The Efficacy and Safety of Autologous Stem Cell Transplantation (ASCT) in Frontline Therapy of Patients With High-Risk Diffuse Large B-Cell Lymphoma
The role of frontline therapy of autologous stem cell transplant (ASCT) in diffuse large B-cell lymphoma (DLBCL) is controversial. The investigators aim to conduct this prospective study to observe the efficacy and safety of ASCT as frontline therapy in DLBCL patients with high-risk disease, defined by an International Prognostic Index (IPI) score equal to or greater than three.

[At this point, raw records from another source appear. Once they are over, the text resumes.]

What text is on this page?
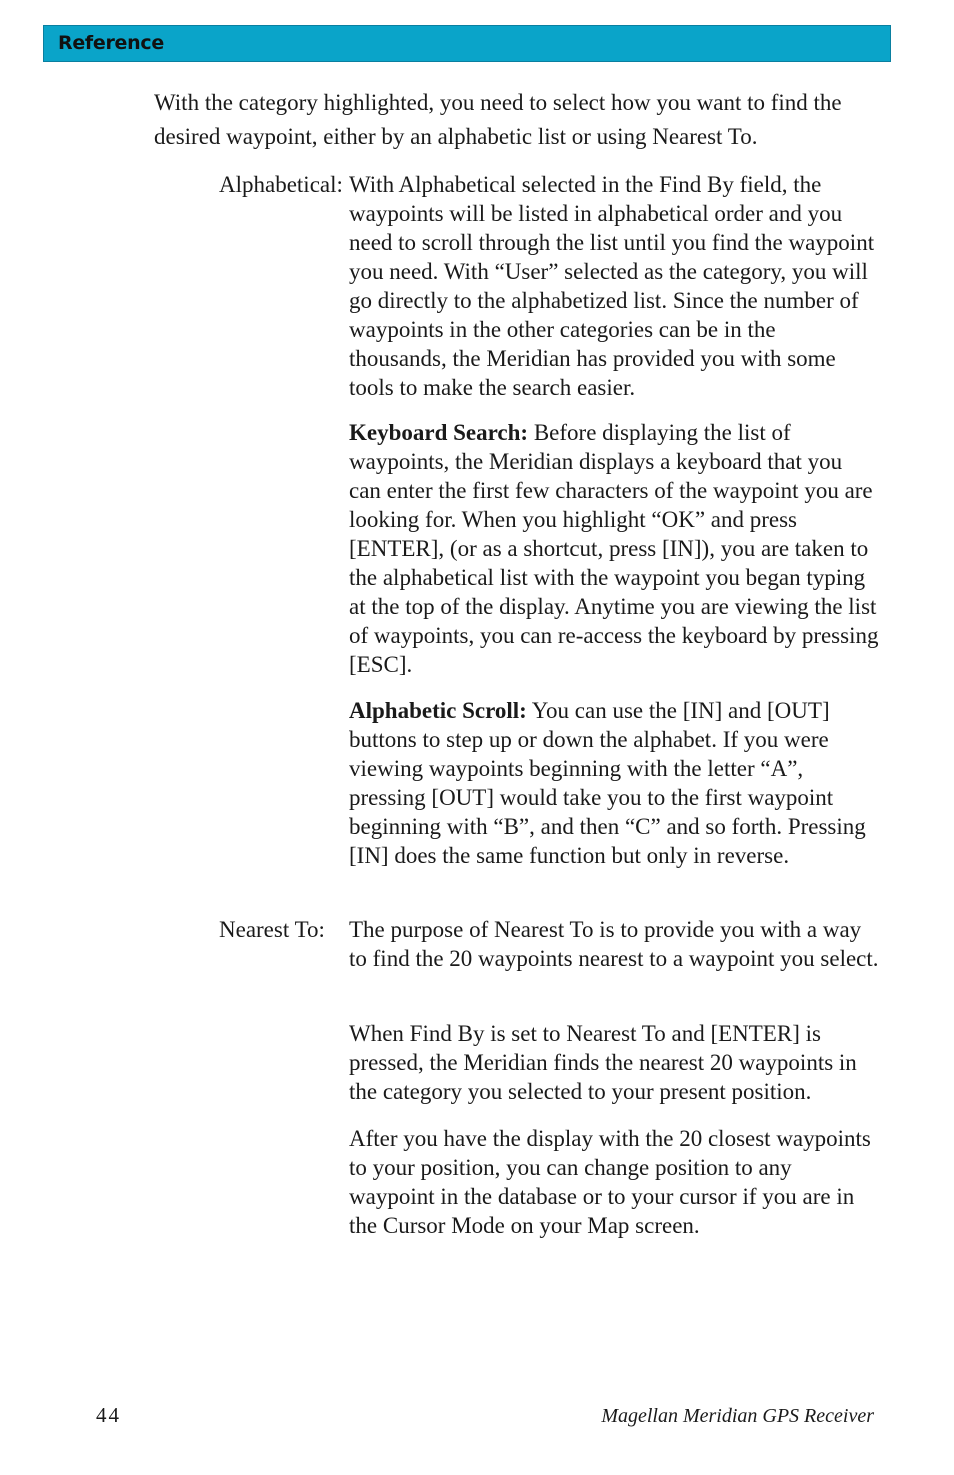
Reference

With the category highlighted, you need to select how you want to find the desired waypoint, either by an alphabetic list or using Nearest To.

Alphabetical: With Alphabetical selected in the Find By field, the waypoints will be listed in alphabetical order and you need to scroll through the list until you find the waypoint you need. With “User” selected as the category, you will go directly to the alphabetized list. Since the number of waypoints in the other categories can be in the thousands, the Meridian has provided you with some tools to make the search easier.

Keyboard Search: Before displaying the list of waypoints, the Meridian displays a keyboard that you can enter the first few characters of the waypoint you are looking for. When you highlight “OK” and press [ENTER], (or as a shortcut, press [IN]), you are taken to the alphabetical list with the waypoint you began typing at the top of the display. Anytime you are viewing the list of waypoints, you can re-access the keyboard by pressing [ESC].

Alphabetic Scroll: You can use the [IN] and [OUT] buttons to step up or down the alphabet. If you were viewing waypoints beginning with the letter “A”, pressing [OUT] would take you to the first waypoint beginning with “B”, and then “C” and so forth. Pressing [IN] does the same function but only in reverse.

Nearest To: The purpose of Nearest To is to provide you with a way to find the 20 waypoints nearest to a waypoint you select.

When Find By is set to Nearest To and [ENTER] is pressed, the Meridian finds the nearest 20 waypoints in the category you selected to your present position.

After you have the display with the 20 closest waypoints to your position, you can change position to any waypoint in the database or to your cursor if you are in the Cursor Mode on your Map screen.

44	Magellan Meridian GPS Receiver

• Previously untreated participants with cluster of differentiation 20 (CD20)-positive DLBCL, including one of the following diagnoses by 2016 World Health Organization (WHO) classification of lymphoid neoplasms: DLBCL, not otherwise specified (NOS) including germinal center B-cell type, activated B-cell type; T-cell/histiocyte-rich large B-cell lymphoma; Epstein-Barr virus-positive DLBCL, NOS; anaplastic lymphoma kinase (ALK)-positive large B-cell lymphoma; human herpesvirus-8 (HHV8)-positive DLBCL, NOS; High-grade B-cell lymphoma with MYC and B-cell lymphoma 2 (BCL2) and/or B-cell lymphoma 6 (BCL6) rearrangements (double-hit or triple-hit lymphoma); High-grade B-cell lymphoma, NOS
• Measurable tumor assessed by Lugano Response Criteria
• International Prognostic Index (IPI) score equal to or greater than 3 points
• Adequate hematologic function
• Adequate liver function
• Adequate kidney function
• Left ventricular ejection fraction (LVEF) \>/= 50 percent (%) on cardiac echocardiogram (ECHO)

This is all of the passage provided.